Fontaine Modification is launching a new business segment, Fontaine Auto Transport Modification Services, dedicated to supporting the auto transport industry. The business segment and its new modification center will be located in Gainesville, Ga., to be near Cottrell Inc., the world's leading auto transport trailer manufacturer.
The Gainesville modification center, Fontaine's seventh nationwide, is scheduled to be fully operational by the fourth quarter of 2012. Fontaine will continue to support all auto transport customer needs through the transitional period at its other modification centers.
"Most auto transportation companies in North America today own vehicles that are 10 to 15 years old and reaching the end of their lifecycles. Therefore, we believe there will be a serious upturn in the market in the next three to five years," said Will Trantham, president of Fontaine Modification. "More than 80 percent of the tractors Fontaine has modified for auto hauler purposes over the last two years have been sent to Cottrell to be fully converted into auto transport carriers. Dedicating a business segment to this growing market and placing it near the auto transport equipment leader was a natural decision."

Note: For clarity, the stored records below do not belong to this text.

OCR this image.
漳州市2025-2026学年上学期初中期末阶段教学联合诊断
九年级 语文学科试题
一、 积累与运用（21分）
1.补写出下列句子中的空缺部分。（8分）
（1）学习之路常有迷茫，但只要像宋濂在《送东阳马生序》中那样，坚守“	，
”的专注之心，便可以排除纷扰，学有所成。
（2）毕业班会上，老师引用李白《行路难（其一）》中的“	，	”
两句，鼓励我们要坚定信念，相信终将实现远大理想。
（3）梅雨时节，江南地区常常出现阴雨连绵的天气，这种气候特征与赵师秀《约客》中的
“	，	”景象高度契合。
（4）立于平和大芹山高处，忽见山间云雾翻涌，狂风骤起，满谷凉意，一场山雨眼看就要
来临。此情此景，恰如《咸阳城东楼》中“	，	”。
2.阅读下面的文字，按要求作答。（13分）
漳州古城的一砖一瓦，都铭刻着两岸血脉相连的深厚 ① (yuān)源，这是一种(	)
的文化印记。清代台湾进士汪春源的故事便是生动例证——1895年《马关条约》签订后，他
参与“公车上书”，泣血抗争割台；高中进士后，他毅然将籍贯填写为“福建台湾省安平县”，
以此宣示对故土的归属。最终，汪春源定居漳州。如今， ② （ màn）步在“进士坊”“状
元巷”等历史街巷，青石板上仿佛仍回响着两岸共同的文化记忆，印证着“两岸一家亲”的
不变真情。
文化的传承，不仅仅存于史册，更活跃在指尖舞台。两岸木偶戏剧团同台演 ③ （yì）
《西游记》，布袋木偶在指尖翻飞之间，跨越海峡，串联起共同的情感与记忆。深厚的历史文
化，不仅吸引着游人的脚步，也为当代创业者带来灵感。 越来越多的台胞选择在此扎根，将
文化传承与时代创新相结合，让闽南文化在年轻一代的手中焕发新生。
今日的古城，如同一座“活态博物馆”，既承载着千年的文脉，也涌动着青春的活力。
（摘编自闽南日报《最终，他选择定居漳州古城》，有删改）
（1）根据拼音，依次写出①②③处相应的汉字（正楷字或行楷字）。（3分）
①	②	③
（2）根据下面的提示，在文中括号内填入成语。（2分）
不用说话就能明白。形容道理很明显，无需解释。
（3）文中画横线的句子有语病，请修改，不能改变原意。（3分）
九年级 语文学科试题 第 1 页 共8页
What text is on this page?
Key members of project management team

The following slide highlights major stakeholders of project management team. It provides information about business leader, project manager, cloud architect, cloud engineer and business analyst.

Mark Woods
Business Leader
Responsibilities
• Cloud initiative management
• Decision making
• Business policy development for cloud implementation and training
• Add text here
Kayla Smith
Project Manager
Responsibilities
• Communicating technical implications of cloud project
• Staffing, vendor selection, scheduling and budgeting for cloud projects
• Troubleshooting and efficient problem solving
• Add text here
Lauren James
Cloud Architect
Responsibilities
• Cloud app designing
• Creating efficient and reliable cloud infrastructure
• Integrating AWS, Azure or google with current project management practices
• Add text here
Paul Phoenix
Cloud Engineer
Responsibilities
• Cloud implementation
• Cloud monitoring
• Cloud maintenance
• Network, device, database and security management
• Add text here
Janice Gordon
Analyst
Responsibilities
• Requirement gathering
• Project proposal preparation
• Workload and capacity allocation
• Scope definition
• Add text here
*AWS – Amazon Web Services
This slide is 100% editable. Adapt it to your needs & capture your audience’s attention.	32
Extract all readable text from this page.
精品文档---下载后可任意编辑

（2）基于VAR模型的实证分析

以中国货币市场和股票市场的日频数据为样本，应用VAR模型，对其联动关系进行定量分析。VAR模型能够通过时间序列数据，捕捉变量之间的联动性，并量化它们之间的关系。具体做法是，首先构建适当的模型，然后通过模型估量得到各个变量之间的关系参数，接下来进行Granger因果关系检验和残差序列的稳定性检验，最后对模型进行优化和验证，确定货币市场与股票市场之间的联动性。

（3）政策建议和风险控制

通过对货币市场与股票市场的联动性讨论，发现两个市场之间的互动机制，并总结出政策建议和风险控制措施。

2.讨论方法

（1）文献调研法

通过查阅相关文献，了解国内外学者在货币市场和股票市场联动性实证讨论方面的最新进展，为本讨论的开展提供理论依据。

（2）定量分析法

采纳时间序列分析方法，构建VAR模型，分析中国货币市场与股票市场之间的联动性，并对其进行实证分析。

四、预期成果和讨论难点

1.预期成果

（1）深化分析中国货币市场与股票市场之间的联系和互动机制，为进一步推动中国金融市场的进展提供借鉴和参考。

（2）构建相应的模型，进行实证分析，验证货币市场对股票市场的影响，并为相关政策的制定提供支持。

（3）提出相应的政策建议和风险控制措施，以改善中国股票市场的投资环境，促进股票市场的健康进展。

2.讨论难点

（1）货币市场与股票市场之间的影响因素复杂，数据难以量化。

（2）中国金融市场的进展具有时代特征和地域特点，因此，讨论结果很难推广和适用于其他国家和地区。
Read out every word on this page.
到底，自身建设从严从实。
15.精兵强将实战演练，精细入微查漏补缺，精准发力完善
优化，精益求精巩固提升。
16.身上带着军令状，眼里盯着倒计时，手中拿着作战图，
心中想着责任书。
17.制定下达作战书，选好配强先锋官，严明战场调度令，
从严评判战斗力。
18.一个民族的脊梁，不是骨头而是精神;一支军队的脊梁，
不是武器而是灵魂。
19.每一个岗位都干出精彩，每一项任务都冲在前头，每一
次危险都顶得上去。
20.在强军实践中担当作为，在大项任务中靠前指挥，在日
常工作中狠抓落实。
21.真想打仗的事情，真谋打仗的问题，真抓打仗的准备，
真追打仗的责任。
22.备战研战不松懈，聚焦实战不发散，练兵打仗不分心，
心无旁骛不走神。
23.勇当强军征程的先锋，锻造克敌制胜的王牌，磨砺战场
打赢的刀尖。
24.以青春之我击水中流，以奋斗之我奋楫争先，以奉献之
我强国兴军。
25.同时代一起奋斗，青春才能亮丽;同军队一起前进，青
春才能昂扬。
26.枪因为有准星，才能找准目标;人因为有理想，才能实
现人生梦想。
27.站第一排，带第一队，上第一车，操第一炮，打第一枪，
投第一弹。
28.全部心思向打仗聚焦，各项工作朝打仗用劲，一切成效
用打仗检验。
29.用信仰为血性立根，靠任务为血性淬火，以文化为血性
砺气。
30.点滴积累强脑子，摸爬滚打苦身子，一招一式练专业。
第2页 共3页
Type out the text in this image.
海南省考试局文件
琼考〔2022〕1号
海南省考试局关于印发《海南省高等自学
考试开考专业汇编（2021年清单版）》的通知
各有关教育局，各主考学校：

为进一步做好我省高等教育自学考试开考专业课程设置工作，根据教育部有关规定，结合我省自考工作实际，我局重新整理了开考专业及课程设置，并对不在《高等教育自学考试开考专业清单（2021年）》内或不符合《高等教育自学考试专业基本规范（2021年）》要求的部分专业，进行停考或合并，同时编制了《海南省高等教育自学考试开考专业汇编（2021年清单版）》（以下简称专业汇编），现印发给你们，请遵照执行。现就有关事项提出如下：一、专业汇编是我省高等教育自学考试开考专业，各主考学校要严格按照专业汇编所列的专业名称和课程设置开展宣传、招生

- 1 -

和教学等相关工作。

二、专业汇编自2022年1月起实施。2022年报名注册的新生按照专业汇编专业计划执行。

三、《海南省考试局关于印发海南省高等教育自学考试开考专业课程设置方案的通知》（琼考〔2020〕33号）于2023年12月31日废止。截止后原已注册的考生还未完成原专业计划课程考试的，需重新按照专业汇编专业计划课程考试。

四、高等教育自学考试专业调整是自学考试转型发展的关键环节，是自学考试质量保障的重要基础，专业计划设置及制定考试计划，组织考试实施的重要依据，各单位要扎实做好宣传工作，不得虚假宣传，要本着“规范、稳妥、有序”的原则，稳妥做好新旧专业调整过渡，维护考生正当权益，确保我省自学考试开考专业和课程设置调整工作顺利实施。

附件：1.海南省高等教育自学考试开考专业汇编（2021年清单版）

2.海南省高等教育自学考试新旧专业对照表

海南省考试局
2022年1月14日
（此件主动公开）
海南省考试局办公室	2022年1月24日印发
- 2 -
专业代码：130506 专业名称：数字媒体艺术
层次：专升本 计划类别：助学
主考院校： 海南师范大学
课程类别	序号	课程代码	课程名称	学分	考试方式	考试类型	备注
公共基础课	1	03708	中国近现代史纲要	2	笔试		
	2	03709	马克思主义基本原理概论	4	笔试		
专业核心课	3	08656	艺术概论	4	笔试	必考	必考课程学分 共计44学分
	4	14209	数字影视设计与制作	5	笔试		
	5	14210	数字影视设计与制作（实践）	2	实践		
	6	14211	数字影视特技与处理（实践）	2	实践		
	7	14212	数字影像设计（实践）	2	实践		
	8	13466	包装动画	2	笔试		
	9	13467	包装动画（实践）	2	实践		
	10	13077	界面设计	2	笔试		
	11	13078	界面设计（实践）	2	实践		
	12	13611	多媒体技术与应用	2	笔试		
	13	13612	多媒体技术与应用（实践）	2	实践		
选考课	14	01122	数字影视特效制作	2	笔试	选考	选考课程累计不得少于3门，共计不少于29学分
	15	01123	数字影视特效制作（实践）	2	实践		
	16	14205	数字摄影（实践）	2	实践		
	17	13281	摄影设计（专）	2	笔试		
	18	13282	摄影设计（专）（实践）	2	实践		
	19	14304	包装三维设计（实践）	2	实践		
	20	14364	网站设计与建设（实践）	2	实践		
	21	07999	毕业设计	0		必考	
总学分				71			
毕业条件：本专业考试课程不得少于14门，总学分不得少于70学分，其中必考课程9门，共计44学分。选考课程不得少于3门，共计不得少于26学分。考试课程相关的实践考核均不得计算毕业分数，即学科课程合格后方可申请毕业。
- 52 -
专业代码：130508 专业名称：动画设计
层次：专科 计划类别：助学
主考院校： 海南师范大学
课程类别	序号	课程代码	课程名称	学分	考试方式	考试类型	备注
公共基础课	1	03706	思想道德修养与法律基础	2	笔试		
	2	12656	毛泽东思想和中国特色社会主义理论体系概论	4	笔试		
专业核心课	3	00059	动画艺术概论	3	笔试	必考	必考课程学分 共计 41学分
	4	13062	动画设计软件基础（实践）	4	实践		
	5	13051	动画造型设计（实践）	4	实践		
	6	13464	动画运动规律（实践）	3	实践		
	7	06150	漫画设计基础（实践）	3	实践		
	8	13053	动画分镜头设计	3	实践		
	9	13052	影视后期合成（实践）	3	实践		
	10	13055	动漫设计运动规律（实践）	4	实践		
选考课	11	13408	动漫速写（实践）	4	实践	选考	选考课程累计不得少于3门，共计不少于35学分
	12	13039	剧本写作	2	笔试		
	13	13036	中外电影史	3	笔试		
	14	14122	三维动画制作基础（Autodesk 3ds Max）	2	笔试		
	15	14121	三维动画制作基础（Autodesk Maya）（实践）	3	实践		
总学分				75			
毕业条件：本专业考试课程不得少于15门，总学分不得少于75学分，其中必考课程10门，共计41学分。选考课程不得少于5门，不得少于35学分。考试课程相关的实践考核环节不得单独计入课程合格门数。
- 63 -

Jeff Martin, vice president of sales for Cottrell, says that having the Fontaine team providing high-quality cab modifications just down the road will improve the overall production process.
"The large majority of day cab tractor conversions go through Fontaine before coming to us," said Martin. "Having a dedicated Fontaine Modification Center within five miles of our facility will improve communication between all parties and result in shorter delivery times for our customers."
New emissions regulations over the last 10 years have resulted in major changes to the tractors used for auto haulers. Some models have been eliminated, while many others have grown up to four inches taller. Four inches may not have a significant impact on standard over-the-road applications, but since auto haulers mount vehicle-holding bodies on top of the cabs, any loss in the amount of space available there can result in a significant decrease in the percentage load factor. In order to maintain the same hauling capacity, most auto transport companies have the cabs of new trucks modified.
The Fontaine Auto Transport Modification Services team will provide the modifications needed to convert tractors for use as auto haulers, including lowering cab heights. The facility will also offer APU installation, fleet service packages and any post-production services auto hauler customers may need.
Ivan Barnes has been promoted to general manager of the Fontaine Auto Transport Modification Services business segment and will relocate to Gainesville, Ga., in August. Aaron Gravely, production manager for the Volvo Auto Transport production line in Dublin, Va., has been promoted to operations manager of the Gainesville facility. He will report directly to Barnes.
Fontaine's other six modification centers are in Denton, Texas; Garland, Texas; Laredo, Texas; Charlotte, N.C.; Dublin, Va.; and Williamstown, W.V. The Charlotte location also houses the company headquarters and Innovation Center for Research and Development.